Sometimes I let Barbie live. Other times my mom would find her buried in the backyard.
My mother tried to beat the Barbie out of me, like most Mexican mothers are programmed to do when a boy child just ain’t right–especially when she keeps finding Barbie shoes in her eldest boy’s pants in the laundry basket. She would be like, “Ven aca cabron. Ya te dije que no jueges con monas!” And it was like bam-bam-BAM with the first shoe she could get her hands on.
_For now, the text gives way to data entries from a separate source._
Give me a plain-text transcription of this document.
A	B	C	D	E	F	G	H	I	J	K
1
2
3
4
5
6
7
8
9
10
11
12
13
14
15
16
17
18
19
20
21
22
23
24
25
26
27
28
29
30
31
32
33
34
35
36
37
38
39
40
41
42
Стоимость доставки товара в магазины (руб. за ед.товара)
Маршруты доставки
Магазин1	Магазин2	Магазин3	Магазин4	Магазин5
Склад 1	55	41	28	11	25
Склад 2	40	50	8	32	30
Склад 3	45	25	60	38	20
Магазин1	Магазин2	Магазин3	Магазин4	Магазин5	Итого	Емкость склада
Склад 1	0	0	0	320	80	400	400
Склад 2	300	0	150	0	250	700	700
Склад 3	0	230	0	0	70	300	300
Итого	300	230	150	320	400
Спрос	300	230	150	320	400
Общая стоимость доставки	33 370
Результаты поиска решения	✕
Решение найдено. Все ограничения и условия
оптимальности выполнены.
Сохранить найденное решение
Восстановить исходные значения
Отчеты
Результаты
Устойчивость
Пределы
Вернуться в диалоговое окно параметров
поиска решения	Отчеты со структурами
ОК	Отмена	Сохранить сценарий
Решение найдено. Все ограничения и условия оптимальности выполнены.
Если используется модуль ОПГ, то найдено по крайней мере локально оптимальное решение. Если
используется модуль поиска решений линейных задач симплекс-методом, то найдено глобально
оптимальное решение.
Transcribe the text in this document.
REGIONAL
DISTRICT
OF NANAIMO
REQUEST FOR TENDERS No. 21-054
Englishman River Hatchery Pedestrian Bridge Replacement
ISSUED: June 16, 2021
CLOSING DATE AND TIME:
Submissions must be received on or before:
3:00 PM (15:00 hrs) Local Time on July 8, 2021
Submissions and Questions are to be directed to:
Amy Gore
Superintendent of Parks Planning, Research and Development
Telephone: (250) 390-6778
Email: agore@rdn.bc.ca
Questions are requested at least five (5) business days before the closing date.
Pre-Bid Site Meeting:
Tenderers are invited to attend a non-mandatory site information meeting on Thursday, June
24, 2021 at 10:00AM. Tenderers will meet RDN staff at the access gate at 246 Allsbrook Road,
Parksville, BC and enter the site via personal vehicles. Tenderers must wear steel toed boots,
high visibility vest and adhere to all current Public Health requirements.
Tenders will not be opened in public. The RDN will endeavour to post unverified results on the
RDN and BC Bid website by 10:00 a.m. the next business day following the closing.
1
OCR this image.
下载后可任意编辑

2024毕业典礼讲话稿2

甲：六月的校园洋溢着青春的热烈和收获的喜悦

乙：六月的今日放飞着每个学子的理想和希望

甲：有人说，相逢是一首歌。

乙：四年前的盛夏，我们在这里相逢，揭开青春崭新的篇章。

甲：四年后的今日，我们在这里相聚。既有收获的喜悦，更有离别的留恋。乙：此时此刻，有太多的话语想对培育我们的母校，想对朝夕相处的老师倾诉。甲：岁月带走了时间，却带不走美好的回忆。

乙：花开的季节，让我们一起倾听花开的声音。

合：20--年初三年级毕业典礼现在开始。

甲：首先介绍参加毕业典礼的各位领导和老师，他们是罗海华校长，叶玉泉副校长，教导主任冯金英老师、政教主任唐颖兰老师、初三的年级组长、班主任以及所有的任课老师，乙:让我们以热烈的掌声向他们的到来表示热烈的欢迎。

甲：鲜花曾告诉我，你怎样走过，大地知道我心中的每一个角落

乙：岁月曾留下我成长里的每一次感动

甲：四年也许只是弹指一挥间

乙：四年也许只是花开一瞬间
You best believe that Barbie was not welcomed in our home, but mostly because my mother KNEW!!! And my sisters didn’t help matters any. I learned very early on that there are two kinds of little girls in this world: Little girls that like Barbie and little girls that like babies (as in baby dolls). I grew up with three sisters and neither of them had the slightest interest for the 11 ½ inch blond supermodel with the big boobs and the tiny waist. My sisters preferred to play house than to play first woman to walk on the moon, which sucked ass for me, cuz that made getting my hands on a Barbie very difficult…but not impossible, cuz my ass was stubborn. Barbie paraphernalia was contraband in our household, so that meant I had to be super sly like a ninja. It also meant little girls had better lock up their dolls whenever I came around the neighborhood.
There were two black girls that lived around the corner from my house on Lime Street; Shekera and Sadrea (actual names I-swear-to-gawd). They had black Barbies with the pink Corvette, Dream House and a shit load of shiny clothes (this was the 80s, so outfits were super shiny back then). I wanted a black Barbie so badly on account of they were so rare and exotic, but my ass got caught every time I tried to walk away with one from their front lawn. I remember their teenaged aunt pulling a black Barbie out of my pants one day. I was not welcomed to Shekera and Sedrea’s after that little incident.
I think of Christmas and I think of the little boys everywhere opening a box of X-Men, or GI-Joes when what they want is the disheveled Barbie doll that’s been thrown on the floor. My heart goes out to them. I wanna tell these special little boys that it gets better. Eventually you grow up, and you spend a shitload of money on all the black little Barbies your heart desires…THEN you sell them on Ebay for half the price, cuz Barbie can’t come to life like she used to in when you were a kid. The shit just aint the same, but that’s OK…Barbie and I had some crazy times back in the day. Despite the messed up hair and the torn bloody dresses, Barbie was a survivor. Yeah, she died on occasions, but I swear to you “La Mona” never went down without a good fight.
Have a Merry Baby Jesus, Mary and Joseph Day my darrrlinks.